Elle réfute le terme "extrême droite", tout comme ses cadres, car ce "terme évoque la continuité entre le FN de 2018 et celui de 1972. C’est quelque chose qui lui colle à la peau, analyse Jean-Yves Camus, et dont elle est persuadée qu’il s’agit en fin de compte de l’obstacle réel pour que son parti accède aux affaires". Le parti tente aussi d’élargir ses horizons, en particulier avec l’arrivée de Florian Philippot, "car, souligne Pascal Perrineau, l’homme ne venait pas de manière claire de l’extrême droite. Il a cherché à élargir le spectre au combat anti-européen. Il lui a donné également une dimension sociale, qui était moins présente auparavant.
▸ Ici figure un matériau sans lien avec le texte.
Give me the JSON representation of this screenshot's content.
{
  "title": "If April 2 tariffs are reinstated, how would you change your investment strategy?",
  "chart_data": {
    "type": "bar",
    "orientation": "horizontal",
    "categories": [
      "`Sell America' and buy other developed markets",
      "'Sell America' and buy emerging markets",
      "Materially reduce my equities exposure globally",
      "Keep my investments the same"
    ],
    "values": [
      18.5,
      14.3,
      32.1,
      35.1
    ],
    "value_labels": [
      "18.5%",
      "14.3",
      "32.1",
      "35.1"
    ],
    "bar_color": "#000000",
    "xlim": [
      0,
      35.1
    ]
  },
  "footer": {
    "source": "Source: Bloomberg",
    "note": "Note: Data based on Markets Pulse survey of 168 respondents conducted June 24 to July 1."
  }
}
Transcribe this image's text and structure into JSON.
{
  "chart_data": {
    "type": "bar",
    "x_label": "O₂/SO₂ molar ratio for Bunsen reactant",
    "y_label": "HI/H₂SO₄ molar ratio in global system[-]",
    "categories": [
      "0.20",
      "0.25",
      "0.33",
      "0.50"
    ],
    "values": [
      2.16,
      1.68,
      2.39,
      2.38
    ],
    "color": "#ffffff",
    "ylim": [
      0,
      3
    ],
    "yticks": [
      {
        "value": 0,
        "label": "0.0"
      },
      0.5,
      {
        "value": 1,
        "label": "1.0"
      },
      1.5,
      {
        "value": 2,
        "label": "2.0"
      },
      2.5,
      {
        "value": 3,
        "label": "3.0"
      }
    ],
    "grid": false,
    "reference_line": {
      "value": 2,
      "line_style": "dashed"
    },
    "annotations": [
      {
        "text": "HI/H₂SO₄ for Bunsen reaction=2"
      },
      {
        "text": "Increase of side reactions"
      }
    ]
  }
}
Il a développé toutes les positions en matière de protectionnisme, mais avec son départ, et la crise qui a suivi l’échec de Marine Le Pen à la présidentielle, le parti a tendance à revenir à ses fondamentaux, qui sont ceux de l’extrême droite française."
Dans ces fondamentaux, la vision passéiste, qui ramène la France à ce qu’elle était avant la Révolution et avant la République. Parmi les exemples les plus frappants : la référence permanente à Jeanne d’Arc et l’hommage chaque année, selon les mots du FN, à "l’allégorie du souverainisme, de la résistance patriotique de la France d’en bas face aux “collabos”, aux immigrés qu’il s’agit de “bouter hors de France” et à l’Europe des élites".
La question de l’immigration reste la ligne directrice du parti, et renvoie également à ses racines, selon l’historien Christophe Bourseiller :
Ordre nouveau a lancé en 1973 ce mot d’ordre sur l’immigration et son slogan était 'halte à l’immigration sauvage'. Aujourd’hui, c’est halte à l’immigration tout court, et la stigmatisation de l’étranger reste une thématique propre à l’extrême droite.
Mais pour l’historien, même si le FN actuel garde ses racines extrémistes, "_on ne peut pas à proprement parler de parti d’extrême droite__. Ce qui caractérise les mouvements extrémistes, c’est le fait qu’ils prônent un changement radical de société et y parvenir par la violence. Aujourd’hui, on peut dire que le Front national est un mouvement populiste qui s’ancre traditionnellement dans l’extrême droite."_ Une idée partagée par Jean-Yves Camus :
Objectivement, le Front national participe aux élections. C’est un parti qui reçoit comme les autres les financements publics, ce n’est pas un parti qui souhaite recourir au coup de force pour arriver au pouvoir.
Aujourd'hui, Marine Le Pen veut changer le nom du Front national, comme pour franchir une nouvelle étape dans le processus de dédiabolisation et de transformation en un parti de gouvernement. Le parti reste cantonné à l'extrême droite de l'échiquier politique, sans la capacité de nouer d'alliance. Et campe sur une thématique de rassemblement quasi-exclusive : l'immigration et le rejet de l'étranger. "Changer de nom est cosmétique, selon Pascal Perrineau, tant que le Front national n'est pas en capacité de nouer des alliances et de changer une partie de son programme, il restera un parti de protestation et d'opposition."